The CBI release says : "If we want to see the billions of pounds needed to upgrade our ageing infrastructure and secure jobs and growth for the long-term, the Government must make smarter use of limited public finances. By underpinning and lifting the credit rating of certain infrastructure assets, it can make them less risky and more attractive to investors.
"If we can capture just a fraction of the £1.5 trillion of capital held in UK pension funds, and invest a further 2% of their total assets in infrastructure, this would make a huge contribution to renewing our energy, transport and other infrastructure."
The group proposed that the Government lifted the credit rating for infrastructure projects to above investment grade (BBB-). It also proposed a dividend tax credit targeted purely at new projects, which would make infrastructure more attractive to defined benefit pension funds.
Initially, it should be said that infrastructure assets are a natural choice given the investment profile of pension funds. They provide a long-term, inflation-linked income, which neatly matches the liabilities of this part of the market. Foreign investors have entered UK infrastructure assets and infrastructure has proved a popular investment for pension funds globally.
We have explored this previously on Mindful Money: "Last week, a massive Canadian retirement scheme joined up with a consortium of Japanese pension funds and banks to set up a $20bn infrastructure fund that will invest in major projects such as airports and roads."
But to date UK pension funds have steered clear. There was some progress in November last year with the NAPF and the Pension Protection Fund signing an agreement with the government to boost investment in the sector.
They said at the time: "Structured correctly, infrastructure assets can provide the necessary investment profile that pension funds require, and pension funds can be an important source of private investment. However, the current investment model makes it difficult for them to invest efficiently in infrastructure."
Progress has been slow. Around 10-12 major pension funds have signed up to the infrastructure platform, but there is still widespread reticence.
This piece shows the current thinking of the pensions industry: "Leave aside that while some pension funds have signed up to the platform, many are distinctly unwilling to bankroll high risk infrastructure projects. Given that cost of government debt is so low, reflected by chancellor George Osborne's decision to look into locking in current low borrowing costs by issuing perpetual bonds, there have to be question marks over creating an elaborate and potentially much more costly mechanism to fund infrastructure projects. Anybody remember the private finance initiative?"
The moves proposed by the CBI would certainly go some way to address the reluctance of pension funds to invest and would seem to place relatively little pressure on government finances. The question of whether it would boost UK GDP is more difficult to assess.

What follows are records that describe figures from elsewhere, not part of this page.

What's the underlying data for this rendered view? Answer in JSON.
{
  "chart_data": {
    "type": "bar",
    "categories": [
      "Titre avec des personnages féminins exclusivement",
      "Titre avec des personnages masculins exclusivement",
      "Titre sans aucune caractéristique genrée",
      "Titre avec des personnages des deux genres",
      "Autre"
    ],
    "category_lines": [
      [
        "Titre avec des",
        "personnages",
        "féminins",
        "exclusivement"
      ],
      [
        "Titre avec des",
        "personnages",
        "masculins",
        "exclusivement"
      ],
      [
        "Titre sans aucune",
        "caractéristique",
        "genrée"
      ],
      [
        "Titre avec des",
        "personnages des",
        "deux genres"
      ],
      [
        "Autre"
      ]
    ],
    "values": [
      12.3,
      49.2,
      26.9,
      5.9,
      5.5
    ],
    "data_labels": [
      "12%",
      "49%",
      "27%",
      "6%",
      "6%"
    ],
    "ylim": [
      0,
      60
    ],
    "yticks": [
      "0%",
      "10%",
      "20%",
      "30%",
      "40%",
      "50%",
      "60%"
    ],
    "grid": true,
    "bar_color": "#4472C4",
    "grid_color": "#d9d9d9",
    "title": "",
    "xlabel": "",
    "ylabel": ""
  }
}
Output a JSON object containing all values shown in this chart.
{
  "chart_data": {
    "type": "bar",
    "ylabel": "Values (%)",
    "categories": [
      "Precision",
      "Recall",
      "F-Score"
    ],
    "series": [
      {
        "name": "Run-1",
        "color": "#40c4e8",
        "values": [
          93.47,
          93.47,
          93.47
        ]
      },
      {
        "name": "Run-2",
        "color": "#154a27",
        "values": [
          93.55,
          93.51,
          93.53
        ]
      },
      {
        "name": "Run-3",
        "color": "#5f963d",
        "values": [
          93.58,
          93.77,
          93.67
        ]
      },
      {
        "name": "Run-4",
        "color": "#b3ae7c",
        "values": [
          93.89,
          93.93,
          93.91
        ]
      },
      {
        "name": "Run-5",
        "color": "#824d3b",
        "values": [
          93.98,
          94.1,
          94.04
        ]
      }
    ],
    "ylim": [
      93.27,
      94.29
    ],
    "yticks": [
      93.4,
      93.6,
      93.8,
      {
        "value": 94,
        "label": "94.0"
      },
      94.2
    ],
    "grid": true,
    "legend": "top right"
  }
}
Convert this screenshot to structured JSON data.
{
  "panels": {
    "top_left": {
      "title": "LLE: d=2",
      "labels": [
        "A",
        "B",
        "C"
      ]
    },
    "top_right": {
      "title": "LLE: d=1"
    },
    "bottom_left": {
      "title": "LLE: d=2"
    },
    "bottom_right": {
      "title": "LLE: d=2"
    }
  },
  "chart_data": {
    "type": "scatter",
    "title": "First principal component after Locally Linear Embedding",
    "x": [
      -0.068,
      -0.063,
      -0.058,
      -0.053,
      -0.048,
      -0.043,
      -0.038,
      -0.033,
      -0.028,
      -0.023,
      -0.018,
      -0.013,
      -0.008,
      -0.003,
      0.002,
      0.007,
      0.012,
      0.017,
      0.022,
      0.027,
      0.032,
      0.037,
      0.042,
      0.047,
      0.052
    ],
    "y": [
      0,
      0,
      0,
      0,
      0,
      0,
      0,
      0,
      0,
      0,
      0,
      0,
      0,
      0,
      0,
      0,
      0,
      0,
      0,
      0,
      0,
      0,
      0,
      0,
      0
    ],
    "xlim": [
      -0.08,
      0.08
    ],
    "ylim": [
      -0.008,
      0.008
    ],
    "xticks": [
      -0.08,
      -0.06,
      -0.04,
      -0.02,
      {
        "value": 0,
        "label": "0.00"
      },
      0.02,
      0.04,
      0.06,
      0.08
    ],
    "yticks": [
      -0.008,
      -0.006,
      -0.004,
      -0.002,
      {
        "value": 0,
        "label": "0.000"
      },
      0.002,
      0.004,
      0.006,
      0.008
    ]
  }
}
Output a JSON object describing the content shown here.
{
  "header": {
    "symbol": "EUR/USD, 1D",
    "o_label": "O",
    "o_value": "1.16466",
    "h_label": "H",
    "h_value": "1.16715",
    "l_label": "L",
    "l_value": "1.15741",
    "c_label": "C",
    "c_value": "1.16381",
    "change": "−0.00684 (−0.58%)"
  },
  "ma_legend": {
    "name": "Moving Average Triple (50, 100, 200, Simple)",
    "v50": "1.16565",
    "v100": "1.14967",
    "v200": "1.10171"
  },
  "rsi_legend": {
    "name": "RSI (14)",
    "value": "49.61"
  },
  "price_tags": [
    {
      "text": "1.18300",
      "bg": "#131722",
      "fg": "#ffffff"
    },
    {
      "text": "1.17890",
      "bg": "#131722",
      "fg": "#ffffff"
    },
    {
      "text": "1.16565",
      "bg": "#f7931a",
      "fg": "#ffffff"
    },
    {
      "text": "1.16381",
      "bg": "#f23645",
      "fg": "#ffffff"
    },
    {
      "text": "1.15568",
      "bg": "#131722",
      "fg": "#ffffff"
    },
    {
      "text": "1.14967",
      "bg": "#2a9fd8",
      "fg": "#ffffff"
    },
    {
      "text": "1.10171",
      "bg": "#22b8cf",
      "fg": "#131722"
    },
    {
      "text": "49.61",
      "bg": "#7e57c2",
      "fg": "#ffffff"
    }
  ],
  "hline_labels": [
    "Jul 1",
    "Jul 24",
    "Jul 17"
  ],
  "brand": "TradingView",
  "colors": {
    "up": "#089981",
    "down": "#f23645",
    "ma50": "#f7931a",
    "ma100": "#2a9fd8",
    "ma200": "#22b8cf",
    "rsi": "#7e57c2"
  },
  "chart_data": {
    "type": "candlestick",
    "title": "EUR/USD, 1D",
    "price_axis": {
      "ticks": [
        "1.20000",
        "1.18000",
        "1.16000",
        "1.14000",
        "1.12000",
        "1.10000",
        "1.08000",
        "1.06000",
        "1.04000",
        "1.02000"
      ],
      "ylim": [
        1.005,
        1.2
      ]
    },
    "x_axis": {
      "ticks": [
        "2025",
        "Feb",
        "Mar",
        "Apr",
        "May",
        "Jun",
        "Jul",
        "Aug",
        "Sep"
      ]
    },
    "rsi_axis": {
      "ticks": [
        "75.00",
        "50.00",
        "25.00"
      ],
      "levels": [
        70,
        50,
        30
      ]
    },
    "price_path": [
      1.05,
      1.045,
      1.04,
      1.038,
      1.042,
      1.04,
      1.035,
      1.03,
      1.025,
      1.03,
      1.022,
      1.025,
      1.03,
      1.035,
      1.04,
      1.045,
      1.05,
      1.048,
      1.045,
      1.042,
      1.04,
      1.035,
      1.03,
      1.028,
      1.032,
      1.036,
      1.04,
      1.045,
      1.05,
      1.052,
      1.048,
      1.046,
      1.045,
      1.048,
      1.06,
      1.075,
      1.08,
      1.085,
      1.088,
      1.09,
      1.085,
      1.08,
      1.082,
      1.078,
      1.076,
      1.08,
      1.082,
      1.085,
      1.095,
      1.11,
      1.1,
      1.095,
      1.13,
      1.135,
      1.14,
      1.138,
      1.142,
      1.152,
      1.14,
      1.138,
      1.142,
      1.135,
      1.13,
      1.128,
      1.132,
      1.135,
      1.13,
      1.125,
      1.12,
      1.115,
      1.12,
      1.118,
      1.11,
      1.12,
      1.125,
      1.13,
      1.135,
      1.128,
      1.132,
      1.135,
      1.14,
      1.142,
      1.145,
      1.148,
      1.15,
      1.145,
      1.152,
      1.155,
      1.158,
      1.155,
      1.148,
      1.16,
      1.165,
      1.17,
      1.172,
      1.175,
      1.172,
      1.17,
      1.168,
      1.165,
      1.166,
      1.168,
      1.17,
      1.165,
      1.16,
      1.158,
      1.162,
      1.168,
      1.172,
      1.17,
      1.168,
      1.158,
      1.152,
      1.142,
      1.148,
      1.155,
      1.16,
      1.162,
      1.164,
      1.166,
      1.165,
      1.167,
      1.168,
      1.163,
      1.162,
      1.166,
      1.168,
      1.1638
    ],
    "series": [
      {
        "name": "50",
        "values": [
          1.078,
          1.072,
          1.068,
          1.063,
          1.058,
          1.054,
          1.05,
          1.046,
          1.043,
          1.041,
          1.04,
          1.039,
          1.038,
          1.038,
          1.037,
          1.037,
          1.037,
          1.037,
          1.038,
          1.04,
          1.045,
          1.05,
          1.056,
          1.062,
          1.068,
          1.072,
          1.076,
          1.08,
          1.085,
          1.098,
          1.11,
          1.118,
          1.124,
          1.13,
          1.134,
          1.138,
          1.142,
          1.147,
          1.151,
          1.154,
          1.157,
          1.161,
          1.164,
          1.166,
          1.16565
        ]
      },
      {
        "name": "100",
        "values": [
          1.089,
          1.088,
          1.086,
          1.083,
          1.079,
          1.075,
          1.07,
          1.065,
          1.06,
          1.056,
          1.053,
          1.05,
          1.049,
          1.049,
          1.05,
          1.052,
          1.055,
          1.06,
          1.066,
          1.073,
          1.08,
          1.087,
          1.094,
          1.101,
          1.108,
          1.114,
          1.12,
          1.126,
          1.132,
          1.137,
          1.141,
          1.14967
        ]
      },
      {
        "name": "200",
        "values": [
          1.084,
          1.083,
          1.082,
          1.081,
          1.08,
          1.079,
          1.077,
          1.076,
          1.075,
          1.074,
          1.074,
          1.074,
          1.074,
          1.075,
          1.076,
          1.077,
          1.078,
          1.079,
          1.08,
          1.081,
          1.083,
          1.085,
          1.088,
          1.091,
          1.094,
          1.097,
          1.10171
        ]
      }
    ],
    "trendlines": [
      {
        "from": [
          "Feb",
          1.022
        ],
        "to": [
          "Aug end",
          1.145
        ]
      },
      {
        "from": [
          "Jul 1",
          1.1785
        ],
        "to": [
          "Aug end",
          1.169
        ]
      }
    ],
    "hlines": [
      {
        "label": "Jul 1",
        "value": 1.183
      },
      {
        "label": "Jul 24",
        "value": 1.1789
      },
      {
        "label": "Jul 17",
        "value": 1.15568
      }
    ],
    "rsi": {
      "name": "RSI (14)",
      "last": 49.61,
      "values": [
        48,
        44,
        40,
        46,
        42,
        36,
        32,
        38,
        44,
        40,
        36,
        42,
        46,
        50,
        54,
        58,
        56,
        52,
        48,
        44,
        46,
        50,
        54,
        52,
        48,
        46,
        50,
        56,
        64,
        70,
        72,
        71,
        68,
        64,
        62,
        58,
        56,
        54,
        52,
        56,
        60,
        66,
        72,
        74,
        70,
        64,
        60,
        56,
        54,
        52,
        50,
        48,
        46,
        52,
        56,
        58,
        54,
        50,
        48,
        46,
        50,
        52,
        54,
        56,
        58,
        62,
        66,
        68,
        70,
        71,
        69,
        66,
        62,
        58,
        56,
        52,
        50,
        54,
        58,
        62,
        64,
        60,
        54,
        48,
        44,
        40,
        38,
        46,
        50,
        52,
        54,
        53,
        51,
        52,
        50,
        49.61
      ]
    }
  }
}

In the meantime, Goldenboy on the Telegraph site proposes an alternative option: "We need an independent sovereign wealth fund charged with making infrastructure investments that generate a return. The fund should be given £500bn which can be borrowed by HMG at current rates of 1.8% and only invest when rates of return are at least 5% -not a demanding target. The profit should go towards filling the black hole that is state pensions – the removal of this black hole will give the markets the confidence they need to lend this money without demanding a premium.
"There are plenty of projects that can make this return but the fund could be given certain rights to make planning decision and to levy local charges in order to enhance the returns. For instance if a new railway line makes all the buildings in a town a lot more valuable, then the fund should have the right to take a part of this value. Similarly it should have the right to purchase land at prices before the new railway arrives to capitalise on it by building new homes and factories. And so on."
The presence of a strong sovereign wealth fund certainly made the difference for some companies during the credit crisis. However, they were generally countries that had some money in the first place.